Simon Hills, executive director at the British Bankers Association, said: “Banks want compensation that rewards long-term performance, discourages excessive risk-taking and appropriately aligns risk with reward.

“It is right and proper that designated senior managers should be subject to a further three-year clawback period where there are outstanding internal or regulatory investigations at the end of their normal seven-year deferral period.

“We also think it’s right that the PRA has recognised that more junior material risk-takers do not need to be subject to a five-year deferral, but that they should instead be subject to between three and five years.”

Andrew Tyrie, chairman of the cross-party Treasury select committee, said the latest plans were a “step forward”. But he added the new rules may not go far enough.

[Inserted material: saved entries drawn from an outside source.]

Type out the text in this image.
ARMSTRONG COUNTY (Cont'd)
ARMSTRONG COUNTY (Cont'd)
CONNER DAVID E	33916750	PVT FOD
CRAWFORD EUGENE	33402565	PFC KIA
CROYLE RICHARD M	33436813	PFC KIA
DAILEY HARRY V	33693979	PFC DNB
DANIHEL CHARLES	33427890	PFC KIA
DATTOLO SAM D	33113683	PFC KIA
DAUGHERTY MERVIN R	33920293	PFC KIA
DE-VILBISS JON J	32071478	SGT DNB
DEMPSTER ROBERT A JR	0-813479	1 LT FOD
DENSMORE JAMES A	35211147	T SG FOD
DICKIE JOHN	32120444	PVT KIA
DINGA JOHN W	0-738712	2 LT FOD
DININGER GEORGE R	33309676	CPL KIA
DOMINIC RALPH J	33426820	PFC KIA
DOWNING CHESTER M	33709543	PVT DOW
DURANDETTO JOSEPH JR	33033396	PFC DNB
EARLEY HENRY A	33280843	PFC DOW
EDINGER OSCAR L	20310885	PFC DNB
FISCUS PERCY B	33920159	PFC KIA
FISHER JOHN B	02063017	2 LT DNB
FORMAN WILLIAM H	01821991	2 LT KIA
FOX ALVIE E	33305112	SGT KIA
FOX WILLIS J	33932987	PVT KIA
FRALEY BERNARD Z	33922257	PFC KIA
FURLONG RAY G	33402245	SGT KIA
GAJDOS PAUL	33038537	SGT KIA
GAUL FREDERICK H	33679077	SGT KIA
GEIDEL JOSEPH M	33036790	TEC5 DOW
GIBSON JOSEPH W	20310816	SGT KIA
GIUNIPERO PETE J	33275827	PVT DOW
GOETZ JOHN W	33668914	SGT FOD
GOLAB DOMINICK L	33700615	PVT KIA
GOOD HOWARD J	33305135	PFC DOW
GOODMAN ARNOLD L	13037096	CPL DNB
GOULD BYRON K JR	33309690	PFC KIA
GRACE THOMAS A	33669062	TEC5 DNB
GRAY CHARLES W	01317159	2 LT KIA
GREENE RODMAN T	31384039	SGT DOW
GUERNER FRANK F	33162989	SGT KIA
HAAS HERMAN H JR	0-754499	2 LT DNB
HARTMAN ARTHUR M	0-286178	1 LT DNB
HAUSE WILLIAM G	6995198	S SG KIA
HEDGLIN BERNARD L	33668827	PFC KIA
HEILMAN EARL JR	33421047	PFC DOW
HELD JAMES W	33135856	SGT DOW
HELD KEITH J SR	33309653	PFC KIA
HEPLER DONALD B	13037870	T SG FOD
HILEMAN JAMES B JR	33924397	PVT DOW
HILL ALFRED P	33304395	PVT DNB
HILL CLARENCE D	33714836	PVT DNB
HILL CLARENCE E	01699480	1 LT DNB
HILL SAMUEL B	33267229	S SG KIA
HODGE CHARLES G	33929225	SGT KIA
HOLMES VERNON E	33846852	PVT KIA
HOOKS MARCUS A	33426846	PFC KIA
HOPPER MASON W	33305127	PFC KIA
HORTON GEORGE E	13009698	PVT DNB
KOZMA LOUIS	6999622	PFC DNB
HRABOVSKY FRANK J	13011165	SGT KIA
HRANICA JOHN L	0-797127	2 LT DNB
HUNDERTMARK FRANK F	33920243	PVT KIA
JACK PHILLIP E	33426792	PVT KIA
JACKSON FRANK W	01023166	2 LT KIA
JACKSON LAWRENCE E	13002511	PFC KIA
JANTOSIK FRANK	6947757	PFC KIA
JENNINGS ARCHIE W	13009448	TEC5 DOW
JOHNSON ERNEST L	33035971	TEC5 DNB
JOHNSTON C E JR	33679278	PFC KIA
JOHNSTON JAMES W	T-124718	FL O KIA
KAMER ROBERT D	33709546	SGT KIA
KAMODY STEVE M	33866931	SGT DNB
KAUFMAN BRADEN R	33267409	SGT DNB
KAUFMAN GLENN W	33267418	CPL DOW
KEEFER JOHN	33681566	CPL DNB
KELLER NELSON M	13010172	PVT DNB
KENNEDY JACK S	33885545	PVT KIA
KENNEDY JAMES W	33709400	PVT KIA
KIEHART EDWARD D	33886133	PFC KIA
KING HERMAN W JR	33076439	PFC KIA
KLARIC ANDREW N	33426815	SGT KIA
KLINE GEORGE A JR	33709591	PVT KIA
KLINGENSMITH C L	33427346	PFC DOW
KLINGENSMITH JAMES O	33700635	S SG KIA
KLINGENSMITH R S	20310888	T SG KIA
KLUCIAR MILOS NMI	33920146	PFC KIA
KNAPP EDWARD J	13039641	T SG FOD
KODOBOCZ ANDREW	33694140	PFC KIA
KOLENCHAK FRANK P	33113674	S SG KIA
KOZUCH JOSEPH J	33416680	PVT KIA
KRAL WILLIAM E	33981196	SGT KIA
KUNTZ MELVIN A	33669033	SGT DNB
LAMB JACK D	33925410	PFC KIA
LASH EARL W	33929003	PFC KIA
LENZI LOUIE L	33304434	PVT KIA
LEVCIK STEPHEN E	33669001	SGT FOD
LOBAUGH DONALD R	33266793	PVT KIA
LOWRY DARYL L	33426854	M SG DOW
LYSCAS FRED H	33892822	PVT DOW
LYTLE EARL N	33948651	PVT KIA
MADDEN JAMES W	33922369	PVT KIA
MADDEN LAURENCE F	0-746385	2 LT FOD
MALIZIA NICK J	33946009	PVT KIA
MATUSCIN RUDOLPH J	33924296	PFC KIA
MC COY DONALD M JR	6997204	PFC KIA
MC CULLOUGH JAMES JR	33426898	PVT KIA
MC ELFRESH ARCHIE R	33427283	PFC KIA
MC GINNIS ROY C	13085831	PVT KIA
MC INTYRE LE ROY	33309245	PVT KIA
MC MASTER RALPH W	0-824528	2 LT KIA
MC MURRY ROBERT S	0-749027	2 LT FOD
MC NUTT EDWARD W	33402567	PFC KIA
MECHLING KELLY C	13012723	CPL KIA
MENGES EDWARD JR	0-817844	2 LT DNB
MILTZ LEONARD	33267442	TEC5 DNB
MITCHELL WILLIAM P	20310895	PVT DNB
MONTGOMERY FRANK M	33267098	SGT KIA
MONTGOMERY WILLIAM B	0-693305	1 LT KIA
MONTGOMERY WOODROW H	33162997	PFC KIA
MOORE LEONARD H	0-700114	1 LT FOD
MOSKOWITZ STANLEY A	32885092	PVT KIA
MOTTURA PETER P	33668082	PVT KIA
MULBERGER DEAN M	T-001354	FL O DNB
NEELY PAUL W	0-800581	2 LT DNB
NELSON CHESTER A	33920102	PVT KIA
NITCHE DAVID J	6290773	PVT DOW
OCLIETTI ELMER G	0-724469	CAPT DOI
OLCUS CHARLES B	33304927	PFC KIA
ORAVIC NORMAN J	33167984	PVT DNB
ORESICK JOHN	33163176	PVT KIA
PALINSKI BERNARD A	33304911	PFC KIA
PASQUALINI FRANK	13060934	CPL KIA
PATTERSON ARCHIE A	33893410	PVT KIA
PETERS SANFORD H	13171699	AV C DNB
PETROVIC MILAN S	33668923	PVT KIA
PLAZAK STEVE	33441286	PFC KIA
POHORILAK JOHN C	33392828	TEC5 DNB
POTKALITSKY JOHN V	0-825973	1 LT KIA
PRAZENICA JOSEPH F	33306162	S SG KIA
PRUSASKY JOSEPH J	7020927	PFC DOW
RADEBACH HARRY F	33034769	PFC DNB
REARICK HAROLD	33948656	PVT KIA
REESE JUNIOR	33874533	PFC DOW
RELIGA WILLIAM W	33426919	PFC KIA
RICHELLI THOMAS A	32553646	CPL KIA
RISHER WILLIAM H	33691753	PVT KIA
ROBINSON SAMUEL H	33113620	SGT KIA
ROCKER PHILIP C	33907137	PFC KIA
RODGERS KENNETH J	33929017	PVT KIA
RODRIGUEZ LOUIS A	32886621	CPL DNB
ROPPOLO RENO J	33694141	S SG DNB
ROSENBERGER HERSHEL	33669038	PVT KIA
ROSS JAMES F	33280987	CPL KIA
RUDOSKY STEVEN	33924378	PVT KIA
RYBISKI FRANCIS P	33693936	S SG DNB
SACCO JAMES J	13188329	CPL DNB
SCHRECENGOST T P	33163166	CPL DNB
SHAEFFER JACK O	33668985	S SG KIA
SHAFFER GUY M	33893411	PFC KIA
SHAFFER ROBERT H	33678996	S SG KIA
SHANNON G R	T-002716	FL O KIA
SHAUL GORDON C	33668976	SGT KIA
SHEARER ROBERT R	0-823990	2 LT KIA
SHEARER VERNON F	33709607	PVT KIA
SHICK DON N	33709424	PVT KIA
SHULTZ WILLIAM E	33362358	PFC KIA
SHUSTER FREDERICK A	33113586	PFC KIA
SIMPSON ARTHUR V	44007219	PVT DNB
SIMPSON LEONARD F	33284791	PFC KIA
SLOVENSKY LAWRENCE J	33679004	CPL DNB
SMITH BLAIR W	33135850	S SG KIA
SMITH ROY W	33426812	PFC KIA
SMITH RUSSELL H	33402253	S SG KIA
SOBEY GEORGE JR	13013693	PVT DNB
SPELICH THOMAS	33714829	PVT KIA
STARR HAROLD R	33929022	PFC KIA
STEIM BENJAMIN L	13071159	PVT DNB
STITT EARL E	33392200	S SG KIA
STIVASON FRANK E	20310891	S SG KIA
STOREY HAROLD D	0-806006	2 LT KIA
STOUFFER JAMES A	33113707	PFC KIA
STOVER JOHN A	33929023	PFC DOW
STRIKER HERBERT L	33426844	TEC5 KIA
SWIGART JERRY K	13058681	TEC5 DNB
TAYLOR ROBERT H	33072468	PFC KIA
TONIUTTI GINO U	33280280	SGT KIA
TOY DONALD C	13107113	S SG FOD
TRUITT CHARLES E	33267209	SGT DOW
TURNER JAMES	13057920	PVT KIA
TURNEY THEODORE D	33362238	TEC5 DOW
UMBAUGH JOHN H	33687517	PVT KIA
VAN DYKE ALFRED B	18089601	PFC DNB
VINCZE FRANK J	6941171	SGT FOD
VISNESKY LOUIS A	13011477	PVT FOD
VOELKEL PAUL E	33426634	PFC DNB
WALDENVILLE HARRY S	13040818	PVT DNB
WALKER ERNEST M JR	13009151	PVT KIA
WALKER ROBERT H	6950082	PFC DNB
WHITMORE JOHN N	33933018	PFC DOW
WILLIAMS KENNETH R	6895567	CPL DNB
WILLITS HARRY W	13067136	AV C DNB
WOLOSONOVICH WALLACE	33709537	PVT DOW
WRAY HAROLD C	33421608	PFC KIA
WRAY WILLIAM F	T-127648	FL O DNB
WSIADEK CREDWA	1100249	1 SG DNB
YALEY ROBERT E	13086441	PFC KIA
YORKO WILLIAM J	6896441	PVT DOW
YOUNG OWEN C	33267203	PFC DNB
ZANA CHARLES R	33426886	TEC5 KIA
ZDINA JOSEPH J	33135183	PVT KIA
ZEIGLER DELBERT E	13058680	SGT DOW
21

“The regulators themselves identified that attempts to manipulate the foreign exchange markets dated back to January 2008 – over seven years ago – when recently fining the banks. There remains a need in a minority of cases for even longer deferral,” Mr Tyrie said.

Public anger at what is seen as excessive pay has been stoked by a cascade of high-profile fines for leading players, including RBS, Lloyds, Barclays and HSBC.

Offences include rigging Libor, the rate at which banks lend to each other, manipulating currency markets, international sanctions-busting, money-laundering for Mexican drug barons, and mis-selling insurance and complex hedging products to small businesses.